Once the timing had been sorted, a colour signal had to be derived from the three separate, sequential fields that represented red, blue and green. To achieve this, a magnetic disk recorder spinning at 3,600 rpm (once every 60th of a second) recorded the red, blue and green fields separately onto six tracks. From this disk, the appropriate fields could be read out simultaneously using multiple heads and combined conventionally to produce a standard colour television signal. Overall, the time required to undertake the processing put the image about 10 seconds behind the associated audio.

Apollo 10 proved that a colour camera worked within the overall Apollo system though Tom Stafford had to battle against a conservative NASA bureaucracy to get it there.
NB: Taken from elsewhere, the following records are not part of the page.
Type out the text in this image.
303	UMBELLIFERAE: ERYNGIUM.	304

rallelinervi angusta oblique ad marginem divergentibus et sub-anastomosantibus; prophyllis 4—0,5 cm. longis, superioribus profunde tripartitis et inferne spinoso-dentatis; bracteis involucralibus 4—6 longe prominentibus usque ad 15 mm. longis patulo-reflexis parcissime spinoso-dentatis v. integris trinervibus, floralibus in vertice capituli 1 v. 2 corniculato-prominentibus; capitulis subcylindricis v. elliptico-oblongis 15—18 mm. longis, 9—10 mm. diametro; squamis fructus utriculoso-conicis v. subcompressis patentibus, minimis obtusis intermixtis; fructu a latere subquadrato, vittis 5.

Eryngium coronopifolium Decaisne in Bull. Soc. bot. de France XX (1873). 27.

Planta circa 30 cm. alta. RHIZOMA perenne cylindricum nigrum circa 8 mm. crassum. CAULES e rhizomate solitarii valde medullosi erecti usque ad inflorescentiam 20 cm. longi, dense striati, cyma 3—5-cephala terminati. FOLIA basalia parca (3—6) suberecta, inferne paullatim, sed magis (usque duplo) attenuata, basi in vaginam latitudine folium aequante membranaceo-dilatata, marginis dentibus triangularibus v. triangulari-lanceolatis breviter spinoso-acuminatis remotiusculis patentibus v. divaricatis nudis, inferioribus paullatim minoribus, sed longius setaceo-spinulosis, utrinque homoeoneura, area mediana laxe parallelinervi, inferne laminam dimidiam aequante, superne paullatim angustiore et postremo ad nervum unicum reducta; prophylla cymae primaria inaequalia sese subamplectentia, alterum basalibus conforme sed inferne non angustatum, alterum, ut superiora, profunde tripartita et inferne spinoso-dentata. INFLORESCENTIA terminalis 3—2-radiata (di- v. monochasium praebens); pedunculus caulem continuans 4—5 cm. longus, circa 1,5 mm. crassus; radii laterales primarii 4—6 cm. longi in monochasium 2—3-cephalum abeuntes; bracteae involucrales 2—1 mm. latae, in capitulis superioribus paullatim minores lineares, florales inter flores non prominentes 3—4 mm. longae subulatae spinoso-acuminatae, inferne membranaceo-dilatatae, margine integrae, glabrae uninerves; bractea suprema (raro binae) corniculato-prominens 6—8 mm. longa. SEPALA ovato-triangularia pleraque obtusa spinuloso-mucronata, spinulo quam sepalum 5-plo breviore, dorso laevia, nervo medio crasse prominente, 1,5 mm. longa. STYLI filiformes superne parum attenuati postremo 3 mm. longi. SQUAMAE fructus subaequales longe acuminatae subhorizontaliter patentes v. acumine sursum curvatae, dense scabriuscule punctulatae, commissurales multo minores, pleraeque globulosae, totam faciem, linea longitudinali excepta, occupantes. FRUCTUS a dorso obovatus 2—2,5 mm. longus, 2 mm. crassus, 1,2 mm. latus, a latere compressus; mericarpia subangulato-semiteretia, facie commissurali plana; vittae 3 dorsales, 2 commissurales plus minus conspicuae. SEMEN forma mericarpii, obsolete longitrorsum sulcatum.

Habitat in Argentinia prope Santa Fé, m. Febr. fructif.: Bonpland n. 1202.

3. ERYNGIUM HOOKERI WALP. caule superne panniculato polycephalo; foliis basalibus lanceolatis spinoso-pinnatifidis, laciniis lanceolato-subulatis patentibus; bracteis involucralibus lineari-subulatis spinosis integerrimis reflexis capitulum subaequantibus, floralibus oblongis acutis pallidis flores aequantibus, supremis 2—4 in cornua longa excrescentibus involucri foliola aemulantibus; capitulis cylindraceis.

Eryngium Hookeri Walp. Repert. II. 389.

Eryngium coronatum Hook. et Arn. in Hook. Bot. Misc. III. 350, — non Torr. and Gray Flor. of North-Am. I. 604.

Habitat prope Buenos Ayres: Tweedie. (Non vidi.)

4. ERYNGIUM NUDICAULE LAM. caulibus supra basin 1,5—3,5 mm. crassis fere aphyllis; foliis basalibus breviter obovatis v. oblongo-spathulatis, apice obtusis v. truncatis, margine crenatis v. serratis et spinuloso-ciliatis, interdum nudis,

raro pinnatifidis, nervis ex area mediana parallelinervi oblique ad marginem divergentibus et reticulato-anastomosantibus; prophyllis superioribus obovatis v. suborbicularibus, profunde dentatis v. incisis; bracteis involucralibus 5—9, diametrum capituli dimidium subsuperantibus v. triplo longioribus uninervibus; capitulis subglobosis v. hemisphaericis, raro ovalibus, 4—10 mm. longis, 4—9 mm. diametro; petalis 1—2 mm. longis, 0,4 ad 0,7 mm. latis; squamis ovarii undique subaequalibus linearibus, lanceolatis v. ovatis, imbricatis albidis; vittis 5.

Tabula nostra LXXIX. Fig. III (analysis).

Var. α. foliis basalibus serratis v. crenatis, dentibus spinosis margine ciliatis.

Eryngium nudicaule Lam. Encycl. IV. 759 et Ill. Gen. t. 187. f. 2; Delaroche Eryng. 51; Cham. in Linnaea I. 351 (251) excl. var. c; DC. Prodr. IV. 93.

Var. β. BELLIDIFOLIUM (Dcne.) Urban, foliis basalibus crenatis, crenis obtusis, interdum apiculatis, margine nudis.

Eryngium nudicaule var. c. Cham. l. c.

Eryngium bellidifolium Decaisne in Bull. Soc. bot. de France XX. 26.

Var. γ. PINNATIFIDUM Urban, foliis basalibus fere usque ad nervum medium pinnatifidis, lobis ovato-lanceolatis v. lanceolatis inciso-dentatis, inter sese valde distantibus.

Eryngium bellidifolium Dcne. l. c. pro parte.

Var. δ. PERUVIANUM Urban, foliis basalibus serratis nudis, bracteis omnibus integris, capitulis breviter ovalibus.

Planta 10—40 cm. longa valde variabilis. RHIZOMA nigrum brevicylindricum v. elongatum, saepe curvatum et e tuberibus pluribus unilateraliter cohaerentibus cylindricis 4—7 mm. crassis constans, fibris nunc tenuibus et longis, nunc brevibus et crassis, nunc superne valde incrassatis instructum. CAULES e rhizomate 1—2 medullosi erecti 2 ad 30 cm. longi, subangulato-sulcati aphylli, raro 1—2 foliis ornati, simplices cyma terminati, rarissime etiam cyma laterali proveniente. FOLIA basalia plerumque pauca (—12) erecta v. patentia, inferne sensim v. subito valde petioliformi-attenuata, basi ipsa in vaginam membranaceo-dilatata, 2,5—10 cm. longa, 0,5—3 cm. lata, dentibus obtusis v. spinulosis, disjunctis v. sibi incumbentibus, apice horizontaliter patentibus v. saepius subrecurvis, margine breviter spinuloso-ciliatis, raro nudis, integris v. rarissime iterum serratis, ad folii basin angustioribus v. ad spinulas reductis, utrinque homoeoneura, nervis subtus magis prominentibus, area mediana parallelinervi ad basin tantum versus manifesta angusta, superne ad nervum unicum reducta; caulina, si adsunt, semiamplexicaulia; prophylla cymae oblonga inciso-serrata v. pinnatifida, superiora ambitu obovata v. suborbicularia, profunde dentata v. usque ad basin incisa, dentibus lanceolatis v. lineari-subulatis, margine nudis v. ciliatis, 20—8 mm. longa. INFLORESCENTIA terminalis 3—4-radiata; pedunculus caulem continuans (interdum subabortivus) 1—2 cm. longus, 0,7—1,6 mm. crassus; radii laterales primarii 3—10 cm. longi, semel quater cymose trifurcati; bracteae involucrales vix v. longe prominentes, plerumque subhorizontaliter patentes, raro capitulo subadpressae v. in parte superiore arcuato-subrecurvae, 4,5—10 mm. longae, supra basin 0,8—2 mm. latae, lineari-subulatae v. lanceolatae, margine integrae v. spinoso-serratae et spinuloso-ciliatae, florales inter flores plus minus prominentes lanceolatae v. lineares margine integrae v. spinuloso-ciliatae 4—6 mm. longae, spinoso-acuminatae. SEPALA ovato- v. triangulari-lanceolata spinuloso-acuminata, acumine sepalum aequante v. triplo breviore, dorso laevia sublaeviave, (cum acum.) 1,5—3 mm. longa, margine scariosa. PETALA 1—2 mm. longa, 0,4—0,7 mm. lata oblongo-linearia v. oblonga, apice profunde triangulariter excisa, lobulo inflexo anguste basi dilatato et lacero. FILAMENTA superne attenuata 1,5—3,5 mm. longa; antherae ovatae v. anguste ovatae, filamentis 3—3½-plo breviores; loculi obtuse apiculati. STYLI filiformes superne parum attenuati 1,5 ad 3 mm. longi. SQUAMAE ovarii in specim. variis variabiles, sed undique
On Apollo 12, colour TV was transmitted from the lunar surface for the first time – or at least it was until the camera was inadvertently aimed at the Sun. This destroyed part of the sensitive imaging tube and gave the commercial TV networks a headache while they scrambled for something to show the viewers!

The cameras for Apollos 11, 12 and 14 were merely placed on stands near the LM, which was acceptable as long as activity was centred around the lander, but when the Apollo 14 crew set off for their geological traverse they walked out of shot and left the audience watching an unchanging scene for several hours. It was clear that when lunar exploration stepped up a gear for the J-missions, the TV camera would have to be mounted on the lunar rover.